Fellow NASA astronaut Warren "Woody" Hoburg, 37, an engineer and commercial pilot appointed as the pilot for Crew 6, will make his first space flight.

Crew 6 also stands out in that it includes UAE astronaut Sultan Alneyadi, 41, only the second person from his country to fly into space and the first person to launch from US soil as part of a long-term space station team.

A Russian cosmonaut named Andrey Fedyaev, 42 years old, will become a member of Crew 6 for a six-month research mission on the International Space Station (ISS). Like Alneyadi, Fedyaev is an engineer and newcomer to spaceflight who was appointed mission specialist for the team.

Fedyaev is the latest cosmonaut to fly on a US spacecraft in a ride-sharing agreement signed in July by NASA and the Russian space agency Roscosmos, despite strained relations between Washington and Moscow over Russia's invasion of Ukraine.

Team Crew 6 will be greeted aboard the space station by the current seven-member ISS crew - three members of the United States NASA crew, including commander Nicole Aunapu Mann, the first Native American woman to fly in space, along with three Russians and a Japanese astronaut.

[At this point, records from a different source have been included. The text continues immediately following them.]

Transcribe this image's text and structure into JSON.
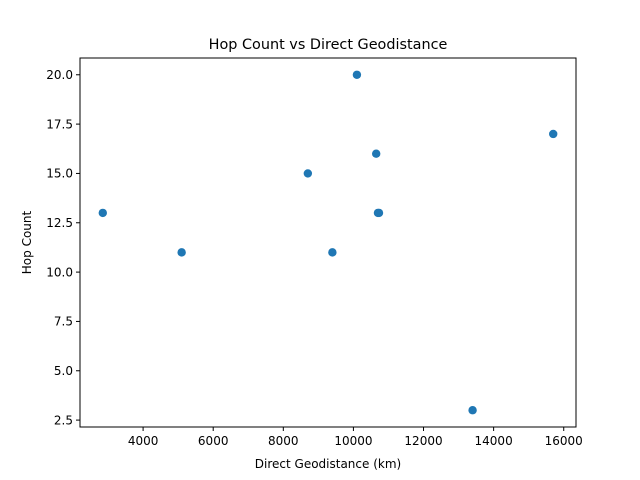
{
  "chart_data": {
    "type": "scatter",
    "title": "Hop Count vs Direct Geodistance",
    "xlabel": "Direct Geodistance (km)",
    "ylabel": "Hop Count",
    "xlim": [
      2200,
      16350
    ],
    "ylim": [
      2.15,
      20.85
    ],
    "grid": false,
    "marker_color": "#1f77b4",
    "xticks": [
      4000,
      6000,
      8000,
      10000,
      12000,
      14000,
      16000
    ],
    "xtick_labels": [
      "4000",
      "6000",
      "8000",
      "10000",
      "12000",
      "14000",
      "16000"
    ],
    "yticks": [
      2.5,
      5.0,
      7.5,
      10.0,
      12.5,
      15.0,
      17.5,
      20.0
    ],
    "ytick_labels": [
      "2.5",
      "5.0",
      "7.5",
      "10.0",
      "12.5",
      "15.0",
      "17.5",
      "20.0"
    ],
    "points": [
      {
        "x": 2850,
        "y": 13
      },
      {
        "x": 5100,
        "y": 11
      },
      {
        "x": 8700,
        "y": 15
      },
      {
        "x": 9400,
        "y": 11
      },
      {
        "x": 10100,
        "y": 20
      },
      {
        "x": 10650,
        "y": 16
      },
      {
        "x": 10700,
        "y": 13
      },
      {
        "x": 10730,
        "y": 13
      },
      {
        "x": 13400,
        "y": 3
      },
      {
        "x": 15700,
        "y": 17
      }
    ]
  }
}
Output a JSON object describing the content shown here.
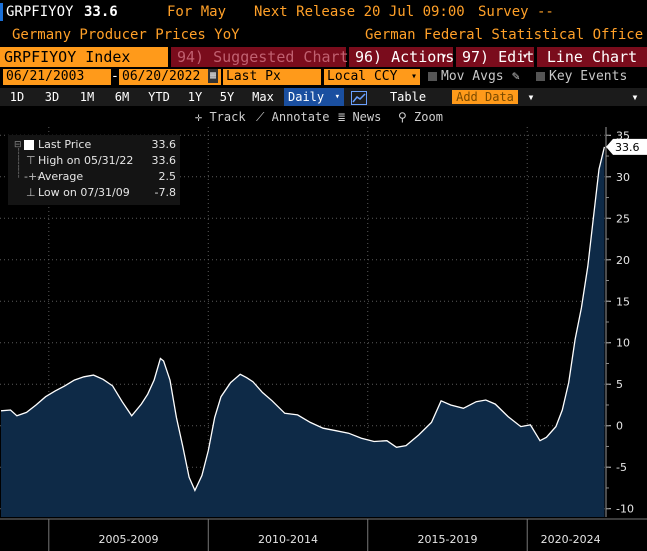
{
  "header": {
    "ticker": "GRPFIYOY",
    "last_value": "33.6",
    "for_label": "For May",
    "next_release": "Next Release 20 Jul 09:00",
    "survey": "Survey --",
    "description": "Germany Producer Prices YoY",
    "source": "German Federal Statistical Office"
  },
  "toolbar": {
    "security": "GRPFIYOY Index",
    "suggested_charts": "94) Suggested Charts",
    "actions": "96) Actions",
    "edit": "97) Edit",
    "chart_type": "Line Chart"
  },
  "range": {
    "start": "06/21/2003",
    "end": "06/20/2022",
    "field": "Last Px",
    "currency": "Local CCY",
    "mov_avgs": "Mov Avgs",
    "key_events": "Key Events"
  },
  "periods": {
    "items": [
      "1D",
      "3D",
      "1M",
      "6M",
      "YTD",
      "1Y",
      "5Y",
      "Max"
    ],
    "frequency": "Daily",
    "table": "Table",
    "add_data": "Add Data"
  },
  "tools": {
    "track": "Track",
    "annotate": "Annotate",
    "news": "News",
    "zoom": "Zoom"
  },
  "legend": {
    "last_label": "Last Price",
    "last_value": "33.6",
    "high_label": "High on 05/31/22",
    "high_value": "33.6",
    "avg_label": "Average",
    "avg_value": "2.5",
    "low_label": "Low on 07/31/09",
    "low_value": "-7.8"
  },
  "colors": {
    "accent": "#ffa028",
    "series_fill": "#0e2a47",
    "series_line": "#ffffff",
    "last_tag_bg": "#ffffff"
  },
  "chart_data": {
    "type": "area",
    "ylim": [
      -11,
      36
    ],
    "yticks": [
      -10,
      -5,
      0,
      5,
      10,
      15,
      20,
      25,
      30,
      35
    ],
    "xlim": [
      2003.47,
      2022.47
    ],
    "x_labels": [
      "2005-2009",
      "2010-2014",
      "2015-2019",
      "2020-2024"
    ],
    "last_tag": "33.6",
    "series": [
      {
        "x": [
          2003.5,
          2003.8,
          2004.0,
          2004.3,
          2004.6,
          2004.9,
          2005.2,
          2005.5,
          2005.8,
          2006.1,
          2006.4,
          2006.7,
          2007.0,
          2007.3,
          2007.6,
          2007.9,
          2008.1,
          2008.3,
          2008.5,
          2008.6,
          2008.8,
          2009.0,
          2009.2,
          2009.4,
          2009.58,
          2009.8,
          2010.0,
          2010.2,
          2010.4,
          2010.7,
          2011.0,
          2011.2,
          2011.4,
          2011.7,
          2012.0,
          2012.4,
          2012.8,
          2013.2,
          2013.6,
          2014.0,
          2014.4,
          2014.8,
          2015.2,
          2015.6,
          2015.9,
          2016.2,
          2016.6,
          2017.0,
          2017.3,
          2017.6,
          2018.0,
          2018.4,
          2018.7,
          2019.0,
          2019.4,
          2019.8,
          2020.1,
          2020.4,
          2020.6,
          2020.9,
          2021.1,
          2021.3,
          2021.5,
          2021.7,
          2021.9,
          2022.1,
          2022.25,
          2022.42
        ],
        "y": [
          1.8,
          1.9,
          1.2,
          1.6,
          2.5,
          3.5,
          4.2,
          4.8,
          5.5,
          5.9,
          6.1,
          5.6,
          4.8,
          2.9,
          1.2,
          2.6,
          3.8,
          5.5,
          8.1,
          7.8,
          5.5,
          1.0,
          -2.5,
          -6.2,
          -7.8,
          -6.0,
          -3.0,
          1.0,
          3.5,
          5.2,
          6.2,
          5.8,
          5.3,
          4.0,
          3.0,
          1.5,
          1.3,
          0.4,
          -0.3,
          -0.6,
          -0.9,
          -1.5,
          -1.9,
          -1.8,
          -2.6,
          -2.4,
          -1.1,
          0.4,
          3.0,
          2.5,
          2.1,
          2.9,
          3.1,
          2.6,
          1.1,
          -0.1,
          0.1,
          -1.8,
          -1.4,
          -0.1,
          1.9,
          5.2,
          10.4,
          14.2,
          19.2,
          25.9,
          30.9,
          33.6
        ]
      }
    ]
  }
}
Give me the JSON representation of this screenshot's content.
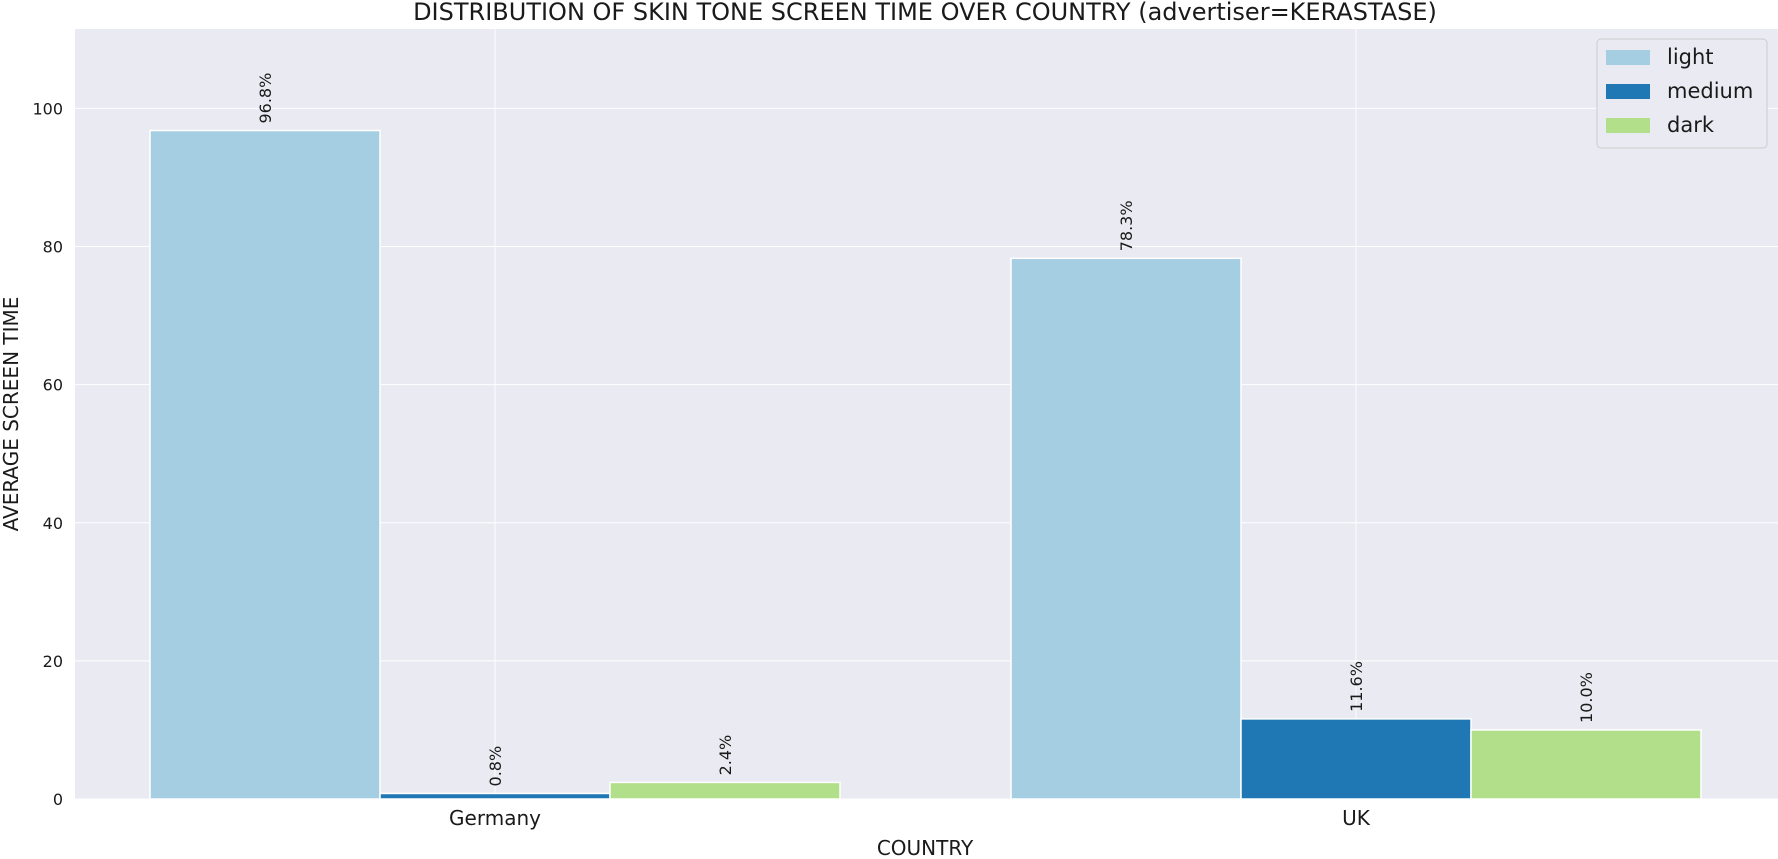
{
  "chart_data": {
    "type": "bar",
    "title": "DISTRIBUTION OF SKIN TONE SCREEN TIME OVER COUNTRY (advertiser=KERASTASE)",
    "xlabel": "COUNTRY",
    "ylabel": "AVERAGE SCREEN TIME",
    "categories": [
      "Germany",
      "UK"
    ],
    "series": [
      {
        "name": "light",
        "color": "#a6cee3",
        "values": [
          96.8,
          78.3
        ],
        "labels": [
          "96.8%",
          "78.3%"
        ]
      },
      {
        "name": "medium",
        "color": "#1f78b4",
        "values": [
          0.8,
          11.6
        ],
        "labels": [
          "0.8%",
          "11.6%"
        ]
      },
      {
        "name": "dark",
        "color": "#b2df8a",
        "values": [
          2.4,
          10.0
        ],
        "labels": [
          "2.4%",
          "10.0%"
        ]
      }
    ],
    "ylim": [
      0,
      111.5
    ],
    "yticks": [
      0,
      20,
      40,
      60,
      80,
      100
    ],
    "grid": true,
    "legend_position": "top-right",
    "background": "#eaeaf2"
  }
}
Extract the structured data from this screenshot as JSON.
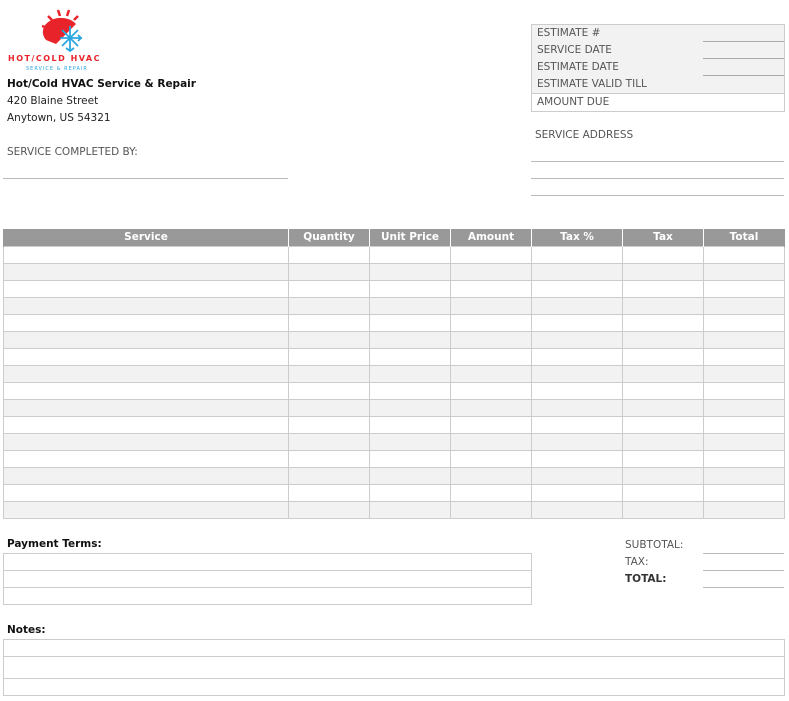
{
  "logo": {
    "text": "HOT/COLD HVAC",
    "subtext": "SERVICE & REPAIR",
    "colors": {
      "sun": "#e8232a",
      "snow": "#2aa7e0"
    }
  },
  "company": {
    "name": "Hot/Cold HVAC Service & Repair",
    "street": "420 Blaine Street",
    "city": "Anytown, US 54321"
  },
  "service_completed_by": "SERVICE COMPLETED BY:",
  "estimate": {
    "fields": [
      "ESTIMATE #",
      "SERVICE DATE",
      "ESTIMATE DATE",
      "ESTIMATE VALID TILL"
    ],
    "amount_due": "AMOUNT DUE"
  },
  "service_address": "SERVICE ADDRESS",
  "table": {
    "headers": [
      "Service",
      "Quantity",
      "Unit Price",
      "Amount",
      "Tax %",
      "Tax",
      "Total"
    ],
    "header_color": "#999999",
    "row_count": 16
  },
  "payment_terms": "Payment Terms:",
  "totals": {
    "subtotal": "SUBTOTAL:",
    "tax": "TAX:",
    "total": "TOTAL:"
  },
  "notes": "Notes:"
}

The ISS, the station the length of a football field and the largest man-made object in space, has been operated continuously for more than two decades by a consortium led by the United States and Russia, involving Canada, Japan and 11 European countries.

The station began as an attempt to improve relations between Washington and Moscow after the collapse of the Soviet Union and the end of the Cold War rivalry that spawned the space race between the United States and the Soviet Union in the 1950s and 1960s.